On sait très bien que l’itinérance est rarement un choix volontaire. Le fait qu’une personne qui a des problèmes de toxicomanie, de santé mentale et dont l’accès aux services de santé et de services sociaux est limité, le fait de ne pas avoir un logement à coût abordable accessible ou encore le fait de ne pas avoir de revenu suffisant, c’est tout cela qui contribue au phénomène de l’itinérance.
Être itinérant signifie être visible dans l’espace public. Une personne qui a un logement peut fumer son joint tranquillement, siroter sa bière sans se faire dévisager et uriner dans un bol de toilette à l’abri des regards indiscrets. Dans la rue, faire les mêmes gestes n’a pas les mêmes conséquences. Il existe plein de règlements municipaux et des lois pénales et criminelles que les policiers vont utiliser pour réguler la présence des itinérants dans les lieux publics. Concrètement, cela sous-entend qu’un itinérant peut se retrouver avec plein d’amendes qu’il ne parviendra jamais à payer, qu’il se verra attribuer des mesures pour garder la paix ou encore de ne pas se trouver dans un certain quadrilatère qu’il risque de ne pas respecter et qui va le judiciariser sans possibilité de régler sa situation. Parce que les droits économiques et sociaux n’ont pas été reconnus et appliqués, parce que cela a poussé une personne à se retrouver visible dans l’espace, parce qu’il y a une législation qui contribue à la judiciarisation des itinérants, on assiste à une spirale de dénégation de droits qui ne trouve pas de solutions véritables. Ça devient une sorte de châtiment cruel et inusité qui fait en sorte que le droit à la vie, à la liberté et à la sécurité qu’on retrouve à l’article 7 de la Charte canadienne ne peut se concrétiser.

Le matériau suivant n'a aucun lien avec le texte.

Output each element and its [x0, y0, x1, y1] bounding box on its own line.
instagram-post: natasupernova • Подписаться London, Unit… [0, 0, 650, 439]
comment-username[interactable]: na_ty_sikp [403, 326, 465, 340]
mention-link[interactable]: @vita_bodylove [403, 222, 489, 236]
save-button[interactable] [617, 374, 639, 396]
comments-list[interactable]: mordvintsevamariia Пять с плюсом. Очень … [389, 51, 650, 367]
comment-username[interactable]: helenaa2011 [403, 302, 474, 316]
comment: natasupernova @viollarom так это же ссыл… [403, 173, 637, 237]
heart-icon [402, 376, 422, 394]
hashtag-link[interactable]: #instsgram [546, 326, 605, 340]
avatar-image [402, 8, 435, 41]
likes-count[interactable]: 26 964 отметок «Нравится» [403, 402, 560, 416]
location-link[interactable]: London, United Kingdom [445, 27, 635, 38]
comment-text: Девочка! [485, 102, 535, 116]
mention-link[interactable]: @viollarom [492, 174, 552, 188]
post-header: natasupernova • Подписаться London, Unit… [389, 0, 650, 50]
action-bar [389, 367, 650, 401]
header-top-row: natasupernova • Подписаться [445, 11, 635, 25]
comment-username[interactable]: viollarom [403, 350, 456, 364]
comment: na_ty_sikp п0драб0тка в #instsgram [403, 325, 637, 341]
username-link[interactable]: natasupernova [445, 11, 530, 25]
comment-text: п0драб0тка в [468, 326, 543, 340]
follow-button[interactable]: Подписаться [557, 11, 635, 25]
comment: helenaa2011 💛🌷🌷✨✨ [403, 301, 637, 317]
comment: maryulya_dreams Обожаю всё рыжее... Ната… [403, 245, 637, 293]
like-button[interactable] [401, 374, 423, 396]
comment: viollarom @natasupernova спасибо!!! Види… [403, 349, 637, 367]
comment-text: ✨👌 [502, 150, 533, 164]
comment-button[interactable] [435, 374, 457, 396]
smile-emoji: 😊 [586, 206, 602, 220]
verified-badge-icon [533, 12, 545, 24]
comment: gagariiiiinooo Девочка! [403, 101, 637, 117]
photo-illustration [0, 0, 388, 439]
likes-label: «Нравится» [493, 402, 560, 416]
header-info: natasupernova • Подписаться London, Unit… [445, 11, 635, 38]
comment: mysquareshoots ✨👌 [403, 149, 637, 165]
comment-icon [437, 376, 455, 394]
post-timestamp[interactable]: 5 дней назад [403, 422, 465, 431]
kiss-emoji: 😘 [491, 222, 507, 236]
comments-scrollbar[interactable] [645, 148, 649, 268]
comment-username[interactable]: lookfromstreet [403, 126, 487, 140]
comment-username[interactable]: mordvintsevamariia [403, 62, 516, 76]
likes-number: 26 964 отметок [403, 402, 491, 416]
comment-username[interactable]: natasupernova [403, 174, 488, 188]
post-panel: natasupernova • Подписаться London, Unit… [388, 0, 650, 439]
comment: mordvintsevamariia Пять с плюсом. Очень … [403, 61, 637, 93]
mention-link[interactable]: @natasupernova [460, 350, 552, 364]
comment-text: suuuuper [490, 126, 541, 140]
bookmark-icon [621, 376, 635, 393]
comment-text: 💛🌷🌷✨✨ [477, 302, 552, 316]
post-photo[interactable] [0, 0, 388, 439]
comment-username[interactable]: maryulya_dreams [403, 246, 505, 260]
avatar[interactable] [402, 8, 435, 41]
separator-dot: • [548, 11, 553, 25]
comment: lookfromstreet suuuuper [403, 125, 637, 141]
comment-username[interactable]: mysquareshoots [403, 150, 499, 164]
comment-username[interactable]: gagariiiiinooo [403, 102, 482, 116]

La reconnaissance de droits dans les Chartes et les constitutions ne garantissent pas leur réalisation effective. Cela signifie qu’il faut se battre pour les obtenir et s’organiser pour le faire. Néanmoins, leur existence formelle dans des chartes et des constitutions, les lois les plus importantes dans le système judiciaire, deviennent une forme d’engagement moral fort que tous les partis politiques doivent prendre en compte et en faire des priorités sous peine de faciliter la dénonciation du non-respect par la société civile. Une promesse sans ambiguïté est plus facile à rappeler qu’une promesse vague, et c’est cela qui permet de mobiliser plus facilement l’indignation populaire.